This is an article from the fall 2017 issue of LSA Magazine. Read more stories from the magazine.
It is the summer of 2017 and Rebecca Blumenstein, a deputy managing editor of the New York Times, is wondering what is going to happen next. “Everything is changing,” she says, ”from trade policy to taxes to healthcare to social safety nets to relationships with almost every country in the world. Companies’ relationships with the government are changing, and the very notion of whether GM should even have plants in Mexico is being challenged. Retail is falling apart because Amazon is so successful. It’s just a giant story and I feel, like many others, supercharged by it.
“And if you’re a political reporter now,” she adds, “it’s just an endurance test. Rarely has one seen such an intense news cycle last for so long. We are following bigger stories than we’ve seen in many, many years.”
Blumenstein speaks from experience. After four years at the Michigan Daily, including one in which she was editor-in-chief, Blumenstein began her career as a political reporter covering county government at the Tampa Tribune. An economics major in the Residential College, she moved on to Gannett Newspapers and Newsday before joining the Detroit bureau of the Wall Street Journal to cover General Motors. She stayed with the Journal for more than 20 years, covering technology and telecommunications before becoming the paper’s China Bureau Chief. She continued to climb the ranks until she became the Journal’s deputy editor-in-chief, a position she held until this year when she joined the New York Times.

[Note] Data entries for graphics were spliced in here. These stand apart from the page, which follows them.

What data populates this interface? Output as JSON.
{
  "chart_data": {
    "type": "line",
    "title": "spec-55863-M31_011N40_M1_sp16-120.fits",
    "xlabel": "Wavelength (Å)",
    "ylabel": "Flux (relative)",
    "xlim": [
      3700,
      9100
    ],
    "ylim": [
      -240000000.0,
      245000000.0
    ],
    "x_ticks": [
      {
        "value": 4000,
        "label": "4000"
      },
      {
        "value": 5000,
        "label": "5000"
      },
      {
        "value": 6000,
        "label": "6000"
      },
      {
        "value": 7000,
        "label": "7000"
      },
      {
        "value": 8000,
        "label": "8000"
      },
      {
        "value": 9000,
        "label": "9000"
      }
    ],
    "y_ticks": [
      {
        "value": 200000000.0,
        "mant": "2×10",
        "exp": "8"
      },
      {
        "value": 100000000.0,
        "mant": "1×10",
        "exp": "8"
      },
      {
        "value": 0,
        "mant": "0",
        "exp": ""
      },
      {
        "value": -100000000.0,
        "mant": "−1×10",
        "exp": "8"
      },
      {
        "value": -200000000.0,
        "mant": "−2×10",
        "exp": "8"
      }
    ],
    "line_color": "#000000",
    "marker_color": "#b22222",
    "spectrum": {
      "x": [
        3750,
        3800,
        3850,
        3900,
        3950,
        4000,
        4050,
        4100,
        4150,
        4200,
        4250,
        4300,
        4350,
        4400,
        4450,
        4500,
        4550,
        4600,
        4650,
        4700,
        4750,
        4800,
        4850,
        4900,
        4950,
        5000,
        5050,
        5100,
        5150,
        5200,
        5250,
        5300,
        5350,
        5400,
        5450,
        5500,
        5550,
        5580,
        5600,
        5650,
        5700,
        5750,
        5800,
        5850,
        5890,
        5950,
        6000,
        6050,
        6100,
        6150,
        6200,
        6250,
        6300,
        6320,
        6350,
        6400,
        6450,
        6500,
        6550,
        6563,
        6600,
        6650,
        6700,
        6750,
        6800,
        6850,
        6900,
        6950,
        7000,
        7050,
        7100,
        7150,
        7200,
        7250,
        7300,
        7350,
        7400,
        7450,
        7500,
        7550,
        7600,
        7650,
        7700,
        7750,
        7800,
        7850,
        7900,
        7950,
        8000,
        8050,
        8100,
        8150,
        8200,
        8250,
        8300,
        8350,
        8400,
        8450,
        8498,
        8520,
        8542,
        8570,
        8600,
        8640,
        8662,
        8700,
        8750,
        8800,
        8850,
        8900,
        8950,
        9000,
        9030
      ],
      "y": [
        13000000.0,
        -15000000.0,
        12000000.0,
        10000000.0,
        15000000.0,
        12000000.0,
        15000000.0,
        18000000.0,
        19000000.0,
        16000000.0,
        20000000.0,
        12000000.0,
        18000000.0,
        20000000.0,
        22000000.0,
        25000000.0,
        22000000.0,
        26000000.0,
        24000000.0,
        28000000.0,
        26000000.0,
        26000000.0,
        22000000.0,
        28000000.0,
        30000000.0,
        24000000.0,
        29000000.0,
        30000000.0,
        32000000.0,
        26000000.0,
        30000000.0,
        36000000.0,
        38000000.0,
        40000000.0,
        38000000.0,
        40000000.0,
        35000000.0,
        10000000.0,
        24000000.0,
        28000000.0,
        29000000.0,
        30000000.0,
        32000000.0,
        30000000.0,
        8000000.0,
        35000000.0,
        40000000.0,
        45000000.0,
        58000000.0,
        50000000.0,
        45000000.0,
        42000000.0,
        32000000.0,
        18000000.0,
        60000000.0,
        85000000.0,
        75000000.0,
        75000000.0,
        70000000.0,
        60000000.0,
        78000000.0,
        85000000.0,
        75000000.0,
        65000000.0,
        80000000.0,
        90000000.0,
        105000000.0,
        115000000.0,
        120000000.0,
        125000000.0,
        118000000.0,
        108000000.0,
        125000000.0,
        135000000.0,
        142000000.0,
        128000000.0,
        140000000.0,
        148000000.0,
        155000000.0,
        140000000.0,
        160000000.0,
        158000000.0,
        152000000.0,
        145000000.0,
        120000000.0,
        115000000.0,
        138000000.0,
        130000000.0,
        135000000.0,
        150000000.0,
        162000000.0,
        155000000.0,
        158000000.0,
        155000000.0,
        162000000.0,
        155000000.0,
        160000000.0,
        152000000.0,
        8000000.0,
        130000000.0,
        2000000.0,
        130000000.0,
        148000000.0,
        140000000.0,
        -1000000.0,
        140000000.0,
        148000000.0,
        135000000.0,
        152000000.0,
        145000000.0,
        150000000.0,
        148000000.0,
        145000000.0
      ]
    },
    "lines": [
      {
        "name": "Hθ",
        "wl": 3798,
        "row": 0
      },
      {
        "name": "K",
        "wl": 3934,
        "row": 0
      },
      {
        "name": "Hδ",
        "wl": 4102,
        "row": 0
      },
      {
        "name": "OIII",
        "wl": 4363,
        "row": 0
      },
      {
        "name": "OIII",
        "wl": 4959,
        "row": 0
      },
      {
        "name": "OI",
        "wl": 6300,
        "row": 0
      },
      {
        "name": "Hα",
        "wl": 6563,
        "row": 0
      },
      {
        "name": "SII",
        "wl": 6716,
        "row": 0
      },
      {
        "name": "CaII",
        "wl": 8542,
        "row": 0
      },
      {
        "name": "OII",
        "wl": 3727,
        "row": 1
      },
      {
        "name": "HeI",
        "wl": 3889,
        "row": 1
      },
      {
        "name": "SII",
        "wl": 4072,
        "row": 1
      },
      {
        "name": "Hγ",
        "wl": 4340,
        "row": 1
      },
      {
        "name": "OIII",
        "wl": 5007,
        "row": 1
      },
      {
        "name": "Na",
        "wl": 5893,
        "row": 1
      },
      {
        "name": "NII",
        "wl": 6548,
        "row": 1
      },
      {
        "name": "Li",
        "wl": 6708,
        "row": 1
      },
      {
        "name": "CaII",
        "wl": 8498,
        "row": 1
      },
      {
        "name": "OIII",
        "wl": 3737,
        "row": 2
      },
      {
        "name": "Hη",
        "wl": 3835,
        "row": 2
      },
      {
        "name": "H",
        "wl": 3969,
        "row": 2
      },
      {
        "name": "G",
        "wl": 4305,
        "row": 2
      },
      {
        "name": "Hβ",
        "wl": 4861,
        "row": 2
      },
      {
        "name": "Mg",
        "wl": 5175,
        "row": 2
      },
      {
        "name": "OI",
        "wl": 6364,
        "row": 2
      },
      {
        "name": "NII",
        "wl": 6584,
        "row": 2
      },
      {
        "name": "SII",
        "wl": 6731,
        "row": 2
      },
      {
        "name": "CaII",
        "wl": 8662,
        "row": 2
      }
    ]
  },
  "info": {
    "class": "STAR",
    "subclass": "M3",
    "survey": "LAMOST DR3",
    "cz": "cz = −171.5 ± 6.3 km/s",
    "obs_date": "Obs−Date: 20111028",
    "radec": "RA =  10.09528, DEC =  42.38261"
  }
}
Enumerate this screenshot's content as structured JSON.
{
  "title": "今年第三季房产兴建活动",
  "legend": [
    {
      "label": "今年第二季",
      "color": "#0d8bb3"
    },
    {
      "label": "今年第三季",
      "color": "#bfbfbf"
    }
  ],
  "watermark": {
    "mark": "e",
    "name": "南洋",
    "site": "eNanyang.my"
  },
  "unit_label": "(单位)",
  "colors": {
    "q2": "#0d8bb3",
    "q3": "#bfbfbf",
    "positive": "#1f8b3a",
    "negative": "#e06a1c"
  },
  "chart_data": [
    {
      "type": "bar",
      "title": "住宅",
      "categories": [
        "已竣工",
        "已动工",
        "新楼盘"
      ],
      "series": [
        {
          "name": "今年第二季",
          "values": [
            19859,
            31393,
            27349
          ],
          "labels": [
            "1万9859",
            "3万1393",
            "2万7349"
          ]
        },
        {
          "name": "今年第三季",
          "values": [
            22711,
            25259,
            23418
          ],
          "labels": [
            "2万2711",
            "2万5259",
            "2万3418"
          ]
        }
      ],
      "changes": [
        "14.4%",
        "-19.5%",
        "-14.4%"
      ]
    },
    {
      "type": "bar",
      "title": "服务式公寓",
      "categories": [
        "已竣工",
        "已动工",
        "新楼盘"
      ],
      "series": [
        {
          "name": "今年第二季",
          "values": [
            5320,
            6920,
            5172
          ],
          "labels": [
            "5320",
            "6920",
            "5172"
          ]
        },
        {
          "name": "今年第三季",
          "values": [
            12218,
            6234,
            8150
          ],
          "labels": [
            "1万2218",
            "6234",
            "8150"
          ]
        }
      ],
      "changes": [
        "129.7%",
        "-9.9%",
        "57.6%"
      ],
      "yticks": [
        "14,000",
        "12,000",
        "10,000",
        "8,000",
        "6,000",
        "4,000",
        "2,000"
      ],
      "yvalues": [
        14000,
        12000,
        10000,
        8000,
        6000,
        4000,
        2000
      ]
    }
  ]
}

To manage the steady onslaught of news, consumers are increasingly returning to an old reliable guide: the front page of the daily paper. Digital or physical, the front page curates and organizes the superabundance of stories, and they’re stories people want to read. In the first quarter of 2017, the Times added 300,000 new subscribers. The Columbia Journalism Review and the Wall Street Journal have seen upticks in their paid support, too. “It crystallizes our job,” Blumenstein says, “simply do journalism that’s good enough that you’re willing to pay for it.”